Exatamente o que a Aperture pretende com os testes nunca fica claro, em mais uma tradição da série, acompanhada do cinismo peculiar de GLaDOS, que volta a ter a voz de Ellen McLain, mesmo em um texto não tão inspirado quanto os dos games principais. Faz falta, entretanto, dublagens em outras vozes, como a do supervisor responsável pela contratação do jogador, que volta a aparecer de vez em quando para dar algumas instruções.
No aspecto sonoro, ainda, temos uma trilha sonora bastante esquecível, que parece composta apenas para não deixar o game no completo silêncio. São temas repetitivos e pouco interessantes, que até ajudam a compor a cena nos momentos em que o comboio está em andamento, mas passam longe de serem marcantes.
Em sua aplicação, os conceitos de Portal parecem cair como uma luva sobre a série Bridge Constructor, como se as ideias tivessem sido criadas especialmente para o game. Brincar com a física é tão divertido quanto na franquia original, enquanto alguns dirão que os puzzles aqui são ainda mais difíceis, pelo fato de não estarmos controlando os objetos em movimento. Temos a engenharia a nosso lado e nada mais.
Bridge Constructor Portal prova que as franquias da Valve podem continuar, se colocadas em mãos competentes, enquanto a empresa foca toda sua atenção no Steam e outros projetos de tecnologia.
A continuidade das fases também foi pensada para desafiar e divertir ao mesmo tempo. São 60 estágios e, muito cedo, o jogador já encontrará etapas bem pesadas. Logo depois de um desses, entretanto, existem dois ou três cenários um tanto simples ou de solução direta, antes de outro daqueles de rachar a cuca. A proporção entre puzzles de alta complexidade e fases um pouco mais fáceis vai reduzindo na medida em que se avança, com o jogo ficando cada vez mais difícil.

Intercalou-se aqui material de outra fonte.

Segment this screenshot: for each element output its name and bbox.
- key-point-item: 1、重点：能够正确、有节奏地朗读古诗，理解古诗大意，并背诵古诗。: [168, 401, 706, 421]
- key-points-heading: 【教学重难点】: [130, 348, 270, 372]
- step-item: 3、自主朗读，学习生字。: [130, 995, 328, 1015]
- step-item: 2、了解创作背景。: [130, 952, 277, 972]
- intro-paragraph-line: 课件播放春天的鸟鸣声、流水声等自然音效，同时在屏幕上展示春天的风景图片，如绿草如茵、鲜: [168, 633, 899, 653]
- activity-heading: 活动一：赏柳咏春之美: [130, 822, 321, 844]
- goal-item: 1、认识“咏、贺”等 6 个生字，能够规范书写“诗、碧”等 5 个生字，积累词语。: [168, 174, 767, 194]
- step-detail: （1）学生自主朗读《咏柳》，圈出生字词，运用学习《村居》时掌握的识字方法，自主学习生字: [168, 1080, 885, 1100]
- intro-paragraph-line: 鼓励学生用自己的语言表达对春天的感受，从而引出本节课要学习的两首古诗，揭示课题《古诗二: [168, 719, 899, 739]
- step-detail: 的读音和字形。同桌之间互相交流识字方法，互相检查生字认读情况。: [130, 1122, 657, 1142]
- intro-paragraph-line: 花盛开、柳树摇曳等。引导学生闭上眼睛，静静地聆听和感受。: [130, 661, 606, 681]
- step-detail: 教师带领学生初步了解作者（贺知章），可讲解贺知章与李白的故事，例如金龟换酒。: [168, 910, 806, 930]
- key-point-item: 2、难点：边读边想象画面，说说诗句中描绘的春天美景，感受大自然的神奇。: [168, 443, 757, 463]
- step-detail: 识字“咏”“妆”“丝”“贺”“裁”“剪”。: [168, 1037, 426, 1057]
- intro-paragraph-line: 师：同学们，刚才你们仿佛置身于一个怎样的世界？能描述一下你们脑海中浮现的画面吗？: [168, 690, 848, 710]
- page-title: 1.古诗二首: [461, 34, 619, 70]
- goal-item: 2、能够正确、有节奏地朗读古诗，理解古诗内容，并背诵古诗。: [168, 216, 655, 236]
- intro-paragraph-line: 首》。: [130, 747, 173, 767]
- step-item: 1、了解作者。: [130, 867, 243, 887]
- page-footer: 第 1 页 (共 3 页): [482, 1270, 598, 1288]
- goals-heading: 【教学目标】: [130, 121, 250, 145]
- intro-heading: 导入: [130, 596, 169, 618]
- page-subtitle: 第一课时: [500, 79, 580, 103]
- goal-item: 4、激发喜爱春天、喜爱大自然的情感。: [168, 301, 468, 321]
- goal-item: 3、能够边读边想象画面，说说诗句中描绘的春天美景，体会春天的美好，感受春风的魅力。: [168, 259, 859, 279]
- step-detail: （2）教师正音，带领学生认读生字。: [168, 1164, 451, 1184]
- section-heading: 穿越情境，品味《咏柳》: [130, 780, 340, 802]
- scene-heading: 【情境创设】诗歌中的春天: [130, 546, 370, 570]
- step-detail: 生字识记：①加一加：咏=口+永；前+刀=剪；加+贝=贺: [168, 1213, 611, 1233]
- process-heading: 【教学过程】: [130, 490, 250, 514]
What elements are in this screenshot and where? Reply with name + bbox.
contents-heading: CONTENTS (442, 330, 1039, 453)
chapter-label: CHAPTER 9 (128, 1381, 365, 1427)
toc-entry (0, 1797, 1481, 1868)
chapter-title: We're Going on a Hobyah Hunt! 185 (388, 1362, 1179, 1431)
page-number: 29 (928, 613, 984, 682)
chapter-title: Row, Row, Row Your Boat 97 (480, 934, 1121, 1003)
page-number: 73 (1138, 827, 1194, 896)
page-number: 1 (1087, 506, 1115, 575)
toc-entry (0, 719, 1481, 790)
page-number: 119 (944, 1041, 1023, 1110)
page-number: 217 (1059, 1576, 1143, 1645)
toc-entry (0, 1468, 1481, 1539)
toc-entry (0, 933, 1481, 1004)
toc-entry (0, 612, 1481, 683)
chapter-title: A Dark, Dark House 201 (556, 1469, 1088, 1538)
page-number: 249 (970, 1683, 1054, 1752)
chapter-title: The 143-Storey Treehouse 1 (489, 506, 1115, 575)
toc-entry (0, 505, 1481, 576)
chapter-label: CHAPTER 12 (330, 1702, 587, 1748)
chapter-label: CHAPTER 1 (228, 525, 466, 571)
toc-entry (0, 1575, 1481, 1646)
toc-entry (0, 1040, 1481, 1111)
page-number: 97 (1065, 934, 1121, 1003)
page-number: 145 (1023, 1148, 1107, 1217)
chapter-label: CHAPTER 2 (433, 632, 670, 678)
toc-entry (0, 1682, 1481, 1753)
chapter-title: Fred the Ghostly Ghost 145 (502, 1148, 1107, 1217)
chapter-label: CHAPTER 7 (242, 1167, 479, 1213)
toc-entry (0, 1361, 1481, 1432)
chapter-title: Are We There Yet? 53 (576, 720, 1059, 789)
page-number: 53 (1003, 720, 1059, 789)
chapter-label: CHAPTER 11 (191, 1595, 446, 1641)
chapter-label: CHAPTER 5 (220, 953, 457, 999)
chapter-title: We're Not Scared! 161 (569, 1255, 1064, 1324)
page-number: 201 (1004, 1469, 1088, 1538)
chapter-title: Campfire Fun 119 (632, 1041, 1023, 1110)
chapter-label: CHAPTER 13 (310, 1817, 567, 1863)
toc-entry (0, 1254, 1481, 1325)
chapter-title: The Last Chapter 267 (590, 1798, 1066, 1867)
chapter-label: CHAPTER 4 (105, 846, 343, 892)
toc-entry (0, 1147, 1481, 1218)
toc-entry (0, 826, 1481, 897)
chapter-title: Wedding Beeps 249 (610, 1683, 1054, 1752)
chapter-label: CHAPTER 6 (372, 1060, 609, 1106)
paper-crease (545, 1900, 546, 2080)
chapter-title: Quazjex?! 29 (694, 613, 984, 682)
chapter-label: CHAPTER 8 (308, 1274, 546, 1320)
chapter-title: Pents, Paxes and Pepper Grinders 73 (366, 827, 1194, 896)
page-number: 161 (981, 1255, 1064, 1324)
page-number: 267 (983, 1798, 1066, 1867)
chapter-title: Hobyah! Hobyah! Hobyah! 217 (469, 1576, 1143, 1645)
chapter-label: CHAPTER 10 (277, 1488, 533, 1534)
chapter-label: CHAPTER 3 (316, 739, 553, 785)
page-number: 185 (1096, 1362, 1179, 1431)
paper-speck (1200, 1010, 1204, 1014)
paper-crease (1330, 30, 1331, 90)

Alguns comandos, entretanto, podem confundir. Basta um clique para transformar uma estrutura em estrada e dois para fazer com que a peça desapareça, o que pode causar estranheza, mas felizmente, no modo de construção, não vai destruir sua obra. Um sequenciamento na criação de alicerces também pode parecer esquisito para os jogadores, exigindo cliques a mais para que eles possam se desvencilhar de uma série de construções e seguir para outra.
A ClockStone ainda tomou uma decisão um tanto esquisita quanto ao uso dos portais, provavelmente, de forma a atrair os jogadores que desconhecem a série da Valve. Todo mundo que jogou Portal sabe a sequência de cores, com uma abertura azul sempre levando a uma saída laranja e vice-versa. Aqui, porém, a comunicação acontece sempre em cores iguais, o que vai exigir um novo costume. A adaptação é rápida, mas ainda assim, vai levar a alguns erros no começo.
Esse, entretanto, é basicamente o único erro de conceito no game, mostrando não apenas a qualidade do jogo feito pela empresa, mas também o respeito à propriedade original. Ao longo de todo o jogo, dá para se situar muito bem no universo e sentir como se efetivamente fizéssemos parte dele, participando dos experimentos aparentemente sem objetivos da Aperture Science.
O que nos remete de novo à questão inicial. Todo mundo sabe que o desenvolvimento de um jogo, ainda mais algo do porte de um Half-Life ou Portal, é um investimento gigantesco, que vai gerar muitas expectativas e riscos – tudo precisa ser perfeito para justificar tanta espera. De outro lado, temos o fluxo ininterrupto de taxas de transação oriundas do Steam, uma fonte inesgotável de dinheiro para a Valve que, simplesmente, não precisa mais criar games para lucrar.
Sendo assim, então, porque não passar suas propriedades para as mãos de pessoas competentes, que saibam o que estão fazendo e possam continuar o legado? Bridge Constructor Portal é prova de que isso pode funcionar, mas acima de tudo, serve também para dar ainda mais saudades nos fãs da franquia, que continuam sonhando com uma sequência improvável.
O jogo foi analisado no PC, em cópia cedida pela Headup Games.